The results on acyclic terpenes denote the importance of π bonds despite not being aromatic moieties. Citronellol, the molecule with lower number of π bonds, is an acyclic terpene less able to interact with SCP-2 and is also the molecule with lower larvicidal activity. On the other hand, myrcene has the highest number of π bonds, presented the highest larvicidal activity and is also the best to interact with SCP-2. Geraniol and myrcene are the acyclic terpenes with the higher larvicidal activity and both interact with the Phe105 residue (Additional file 1: Figure S2). All acyclic terpenes, except those with ketone groups, are capable of interact with residues Ile19, Asn23, Arg24 and Gln25. Geraniol has the ability to form a hydrogen bond with the amino group of the backbone between the Ile19 and Asn20.

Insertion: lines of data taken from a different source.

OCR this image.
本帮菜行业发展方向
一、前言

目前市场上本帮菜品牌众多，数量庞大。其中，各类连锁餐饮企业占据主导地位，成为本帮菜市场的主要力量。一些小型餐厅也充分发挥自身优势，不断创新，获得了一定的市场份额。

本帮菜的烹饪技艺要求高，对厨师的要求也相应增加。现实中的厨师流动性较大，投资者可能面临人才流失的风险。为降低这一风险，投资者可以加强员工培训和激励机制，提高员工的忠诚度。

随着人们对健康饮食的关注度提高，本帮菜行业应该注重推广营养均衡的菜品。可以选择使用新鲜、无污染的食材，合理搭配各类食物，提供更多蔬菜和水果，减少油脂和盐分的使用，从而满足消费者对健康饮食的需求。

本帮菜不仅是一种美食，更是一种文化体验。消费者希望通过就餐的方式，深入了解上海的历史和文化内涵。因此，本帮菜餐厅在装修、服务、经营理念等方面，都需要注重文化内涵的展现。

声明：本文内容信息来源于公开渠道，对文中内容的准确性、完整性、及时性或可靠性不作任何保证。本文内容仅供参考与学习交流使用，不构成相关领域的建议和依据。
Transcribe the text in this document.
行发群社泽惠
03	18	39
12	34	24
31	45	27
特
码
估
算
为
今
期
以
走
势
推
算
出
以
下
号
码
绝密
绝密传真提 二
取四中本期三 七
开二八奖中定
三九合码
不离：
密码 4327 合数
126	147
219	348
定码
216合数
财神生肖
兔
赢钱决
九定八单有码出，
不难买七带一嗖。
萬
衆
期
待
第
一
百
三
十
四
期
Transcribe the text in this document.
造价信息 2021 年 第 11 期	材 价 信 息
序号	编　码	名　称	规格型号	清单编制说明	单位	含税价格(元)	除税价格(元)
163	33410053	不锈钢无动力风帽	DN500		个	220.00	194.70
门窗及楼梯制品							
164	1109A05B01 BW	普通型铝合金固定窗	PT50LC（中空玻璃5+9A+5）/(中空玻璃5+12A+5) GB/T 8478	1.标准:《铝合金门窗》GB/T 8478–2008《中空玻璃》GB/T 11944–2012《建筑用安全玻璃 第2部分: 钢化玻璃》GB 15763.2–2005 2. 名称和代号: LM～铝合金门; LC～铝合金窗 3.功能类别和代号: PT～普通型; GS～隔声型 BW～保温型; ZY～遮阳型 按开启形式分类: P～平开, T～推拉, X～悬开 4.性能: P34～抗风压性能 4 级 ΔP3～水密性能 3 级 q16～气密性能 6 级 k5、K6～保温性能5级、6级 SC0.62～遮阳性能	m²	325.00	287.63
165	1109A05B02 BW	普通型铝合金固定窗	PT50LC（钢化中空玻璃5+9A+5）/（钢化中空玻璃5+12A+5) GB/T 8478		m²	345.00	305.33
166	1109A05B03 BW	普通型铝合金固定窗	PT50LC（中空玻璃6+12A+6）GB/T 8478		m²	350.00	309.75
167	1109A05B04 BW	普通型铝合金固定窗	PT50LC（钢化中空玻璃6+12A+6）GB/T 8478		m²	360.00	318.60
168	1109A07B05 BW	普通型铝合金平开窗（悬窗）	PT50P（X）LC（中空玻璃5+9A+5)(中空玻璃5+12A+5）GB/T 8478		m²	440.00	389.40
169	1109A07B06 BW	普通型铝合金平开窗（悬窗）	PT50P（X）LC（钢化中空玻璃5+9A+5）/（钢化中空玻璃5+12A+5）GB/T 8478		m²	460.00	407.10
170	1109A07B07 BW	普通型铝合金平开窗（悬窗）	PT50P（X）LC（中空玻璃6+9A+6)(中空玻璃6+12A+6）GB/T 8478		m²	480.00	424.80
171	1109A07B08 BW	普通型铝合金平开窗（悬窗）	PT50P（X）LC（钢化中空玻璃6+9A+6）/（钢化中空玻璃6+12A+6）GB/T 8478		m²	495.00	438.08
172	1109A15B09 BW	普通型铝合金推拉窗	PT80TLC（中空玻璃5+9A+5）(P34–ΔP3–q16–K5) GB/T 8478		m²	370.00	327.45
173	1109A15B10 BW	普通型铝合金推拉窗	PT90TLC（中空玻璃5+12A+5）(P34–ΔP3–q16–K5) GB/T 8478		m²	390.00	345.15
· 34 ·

Anisaldehyde presented a binding energy of − 5.72 kcal/mol and was able to interact with the Phe105 residue and form a hydrogen bond with the amino group of Arg24 (Additional file 1: Figure S3a). The cuminaldehyde does not interact with the Phe105 residue and was not able to form hydrogen bonds. Sesquiterpenes presented the highest affinity on the SCP-2 active site, presented interactions with the Phe105 residue and with the hydrophobic pocket (Additional file 1: Figure S3b).

Conclusions

The larvicidal activity of terpenes and terpenoids was analyzed by LC50 determination for different stairs of Culex quinquefasciatus Say. The description of the molecular properties and the structural characteristics responsible for larvicidal activity of the tested compounds, were used for the development of mathematical models of structure–property–activity relationship. The docking studies were able to show that molecular and structural descriptors provide evidence of SCP-2 as a possible biological target, an important protein in cholesterol and fatty acid catabolism, which cleaves the 3-oxoacyl-CoAs of methyl-branched fatty acid and bile acid intermediates. However experimental studies should be conducted to elucidate this effect.

Additional file 1. Additional tables and figures.